By Dan Thompson
UPDATE: Arrival date is now earmarked for Thursday (July 15). We are told: ” “We are now looking at Thursday, when we HOPE to do everything in one, leave Gillingham early AM and get on the slipway on the PM high tide at Ramsgate.”
The Medway Queen website says: “The ship’s journey to Ramsgate has been delayed due to the slipway being in use and also the weather. The sun has now come out but the wind is too strong offshore for her to be towed down until either over this weekend or early next week.”
July – ship on Ramsgate slipway for maintenance. We plan to open to the public on the following Saturdays:
Saturday 17th July (Covid restrictions in force)
Saturday 24th July
Saturday 31st July
Possibly Saturday 7th August
Open from 11am to 5pm with last admissions at 4pm.
Access will be from the East Pier, Ramsgate Harbour. CT11 8LS.
(Access may be limited or subject to change due to the work programme and other factors, admission fees apply)”
Keep updated at https://www.medwayqueen.co.uk/visit–contact.html
Historic paddle steamer The Medway Queen is making a temporary move to Ramsgate for the summer, where the ship will be put on the harbour slipway for hull maintenance and painting.

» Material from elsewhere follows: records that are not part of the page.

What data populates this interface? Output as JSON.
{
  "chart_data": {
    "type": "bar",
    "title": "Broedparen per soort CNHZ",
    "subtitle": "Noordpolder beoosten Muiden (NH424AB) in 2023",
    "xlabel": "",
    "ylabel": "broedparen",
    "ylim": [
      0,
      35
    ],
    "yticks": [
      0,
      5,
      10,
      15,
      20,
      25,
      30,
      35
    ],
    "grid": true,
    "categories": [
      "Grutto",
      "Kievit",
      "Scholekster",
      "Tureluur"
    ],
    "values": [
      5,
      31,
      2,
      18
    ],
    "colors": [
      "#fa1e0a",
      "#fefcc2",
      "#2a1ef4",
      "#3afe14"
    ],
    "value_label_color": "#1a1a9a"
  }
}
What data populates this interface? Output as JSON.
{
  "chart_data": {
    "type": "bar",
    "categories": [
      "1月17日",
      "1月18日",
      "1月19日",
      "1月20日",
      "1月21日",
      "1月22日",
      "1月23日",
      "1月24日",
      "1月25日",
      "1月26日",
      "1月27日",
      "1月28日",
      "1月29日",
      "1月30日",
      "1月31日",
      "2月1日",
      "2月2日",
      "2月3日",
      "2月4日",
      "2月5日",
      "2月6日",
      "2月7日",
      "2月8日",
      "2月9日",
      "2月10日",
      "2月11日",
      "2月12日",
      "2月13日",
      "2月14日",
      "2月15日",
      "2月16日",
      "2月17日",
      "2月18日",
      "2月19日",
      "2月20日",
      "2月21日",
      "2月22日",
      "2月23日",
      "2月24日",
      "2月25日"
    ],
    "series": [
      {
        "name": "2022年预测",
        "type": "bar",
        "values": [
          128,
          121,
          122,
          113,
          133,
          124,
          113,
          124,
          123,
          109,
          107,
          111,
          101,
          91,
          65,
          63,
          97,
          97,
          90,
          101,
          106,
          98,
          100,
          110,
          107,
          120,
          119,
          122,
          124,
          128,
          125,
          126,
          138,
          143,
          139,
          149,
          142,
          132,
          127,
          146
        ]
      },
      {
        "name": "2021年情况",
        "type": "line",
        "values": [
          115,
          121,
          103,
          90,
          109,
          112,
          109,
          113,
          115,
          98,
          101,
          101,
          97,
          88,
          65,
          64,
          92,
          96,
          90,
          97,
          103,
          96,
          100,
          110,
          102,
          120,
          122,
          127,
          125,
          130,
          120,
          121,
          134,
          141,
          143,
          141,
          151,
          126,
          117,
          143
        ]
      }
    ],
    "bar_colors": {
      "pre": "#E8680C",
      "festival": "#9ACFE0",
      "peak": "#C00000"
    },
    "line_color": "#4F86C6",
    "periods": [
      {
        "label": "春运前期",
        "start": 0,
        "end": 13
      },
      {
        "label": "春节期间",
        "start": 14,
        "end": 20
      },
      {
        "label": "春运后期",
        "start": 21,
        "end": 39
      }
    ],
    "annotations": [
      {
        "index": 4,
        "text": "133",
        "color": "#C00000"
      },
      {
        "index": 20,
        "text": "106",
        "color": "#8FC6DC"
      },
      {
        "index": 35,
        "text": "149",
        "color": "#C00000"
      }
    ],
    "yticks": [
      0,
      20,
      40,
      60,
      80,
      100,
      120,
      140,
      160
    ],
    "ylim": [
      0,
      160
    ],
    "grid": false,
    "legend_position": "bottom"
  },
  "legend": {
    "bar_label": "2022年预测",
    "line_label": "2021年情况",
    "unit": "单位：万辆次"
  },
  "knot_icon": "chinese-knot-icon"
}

This ship carried passengers on the Thames Estuary, took part in the Dunkirk evacuations, and became a swinging 1960s nightclub.
She is leaving Gillingham Pier during the high tide on Monday afternoon (July 12), before mooring out in the Medway Estuary over night and coming to Ramsgate during the morning of Tuesday July 13. The Medway Queen will go up onto the slipway on Tuesday afternoon during Ramsgate’s high tide (about 3pm).
The Medway Queen was launched in 1924 and entered service on Thames estuary routes in May of that year.
She was used as a minesweeper in World War II and is famous for her seven trips to Dunkirk in 1940. She brought men from the beaches back to both Dover and to Ramsgate.
After the war she returned to her old route until 1963. From 1966 until 1974 she was a nightclub in the Isle of Wight.
In 1984 the Medway Queen was brought back from the Isle of Wight to the Medway area by a group of local businessmen, headed by Jim Ashton, who intended to restore her.
In 2006, after many difficult years, a bid to the then Heritage Lottery Fund was successful and the hull has now been rebuilt. More recently, superstructures on the deck have been rebuilt.